As with any medical procedure, TAVR comes with risks. Large catheters in vessels can cause bleeding, so vessels must be measured carefully to avoid damage. Some patients require a pacemaker as a result of pressure from the expanding valves on the heart’s electrical wiring system. And the intravenous dye used to see the valve’s fit and placement can damage the kidneys.
O’Neill says he believes TAVR will become standard for patients older than 65 in the next few years.

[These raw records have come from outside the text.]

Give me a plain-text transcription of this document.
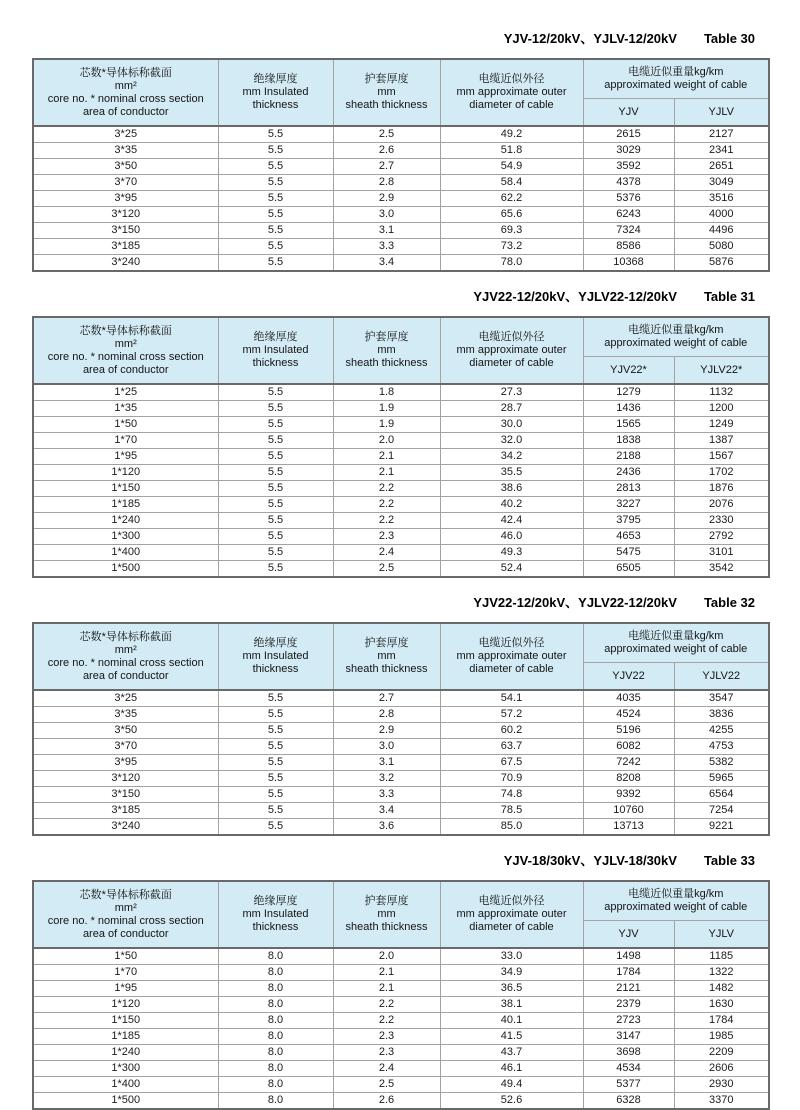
YJV-12/20kV、YJLV-12/20kV Table 30
芯数*导体标称截面
mm²
core no. * nominal cross section
area of conductor	绝缘厚度
mm Insulated
thickness	护套厚度
mm
sheath thickness	电缆近似外径
mm approximate outer
diameter of cable	电缆近似重量kg/km
approximated weight of cable	

				YJV	YJLV
3*25	5.5	2.5	49.2	2615	2127
3*35	5.5	2.6	51.8	3029	2341
3*50	5.5	2.7	54.9	3592	2651
3*70	5.5	2.8	58.4	4378	3049
3*95	5.5	2.9	62.2	5376	3516
3*120	5.5	3.0	65.6	6243	4000
3*150	5.5	3.1	69.3	7324	4496
3*185	5.5	3.3	73.2	8586	5080
3*240	5.5	3.4	78.0	10368	5876
YJV22-12/20kV、YJLV22-12/20kV Table 31
芯数*导体标称截面
mm²
core no. * nominal cross section
area of conductor	绝缘厚度
mm Insulated
thickness	护套厚度
mm
sheath thickness	电缆近似外径
mm approximate outer
diameter of cable	电缆近似重量kg/km
approximated weight of cable	

				YJV22*	YJLV22*
1*25	5.5	1.8	27.3	1279	1132
1*35	5.5	1.9	28.7	1436	1200
1*50	5.5	1.9	30.0	1565	1249
1*70	5.5	2.0	32.0	1838	1387
1*95	5.5	2.1	34.2	2188	1567
1*120	5.5	2.1	35.5	2436	1702
1*150	5.5	2.2	38.6	2813	1876
1*185	5.5	2.2	40.2	3227	2076
1*240	5.5	2.2	42.4	3795	2330
1*300	5.5	2.3	46.0	4653	2792
1*400	5.5	2.4	49.3	5475	3101
1*500	5.5	2.5	52.4	6505	3542
YJV22-12/20kV、YJLV22-12/20kV Table 32
芯数*导体标称截面
mm²
core no. * nominal cross section
area of conductor	绝缘厚度
mm Insulated
thickness	护套厚度
mm
sheath thickness	电缆近似外径
mm approximate outer
diameter of cable	电缆近似重量kg/km
approximated weight of cable	

				YJV22	YJLV22
3*25	5.5	2.7	54.1	4035	3547
3*35	5.5	2.8	57.2	4524	3836
3*50	5.5	2.9	60.2	5196	4255
3*70	5.5	3.0	63.7	6082	4753
3*95	5.5	3.1	67.5	7242	5382
3*120	5.5	3.2	70.9	8208	5965
3*150	5.5	3.3	74.8	9392	6564
3*185	5.5	3.4	78.5	10760	7254
3*240	5.5	3.6	85.0	13713	9221
YJV-18/30kV、YJLV-18/30kV Table 33
芯数*导体标称截面
mm²
core no. * nominal cross section
area of conductor	绝缘厚度
mm Insulated
thickness	护套厚度
mm
sheath thickness	电缆近似外径
mm approximate outer
diameter of cable	电缆近似重量kg/km
approximated weight of cable	

				YJV	YJLV
1*50	8.0	2.0	33.0	1498	1185
1*70	8.0	2.1	34.9	1784	1322
1*95	8.0	2.1	36.5	2121	1482
1*120	8.0	2.2	38.1	2379	1630
1*150	8.0	2.2	40.1	2723	1784
1*185	8.0	2.3	41.5	3147	1985
1*240	8.0	2.3	43.7	3698	2209
1*300	8.0	2.4	46.1	4534	2606
1*400	8.0	2.5	49.4	5377	2930
1*500	8.0	2.6	52.6	6328	3370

Henry Ford is the largest provider of the procedure in Michigan, performing more than 200 each year, but it’s helped train other centers, and now 20 hospitals in southeast Michigan perform it, including Beaumont Hospital, Detroit Medical Center, and University of Michigan.
“If you have valvular heart disease, it’s really important to understand that there may be other options than traditional heart surgery,” O’Neill says. “It’s important to be educated and know there are a lot of advances. The big hospitals all offer TAVR, so patients have a lot more options. If a doctor says you need open-heart surgery to replace your valves, it’s worth getting another opinion from one of the four big hospitals.”
Fisher agrees: “Some patients are reluctant to get a second opinion. But now is the time; there are so many innovations. Patients shouldn’t be reluctant or think their physician will resent them. Even physicians you trust and value don’t know everything about all the options.”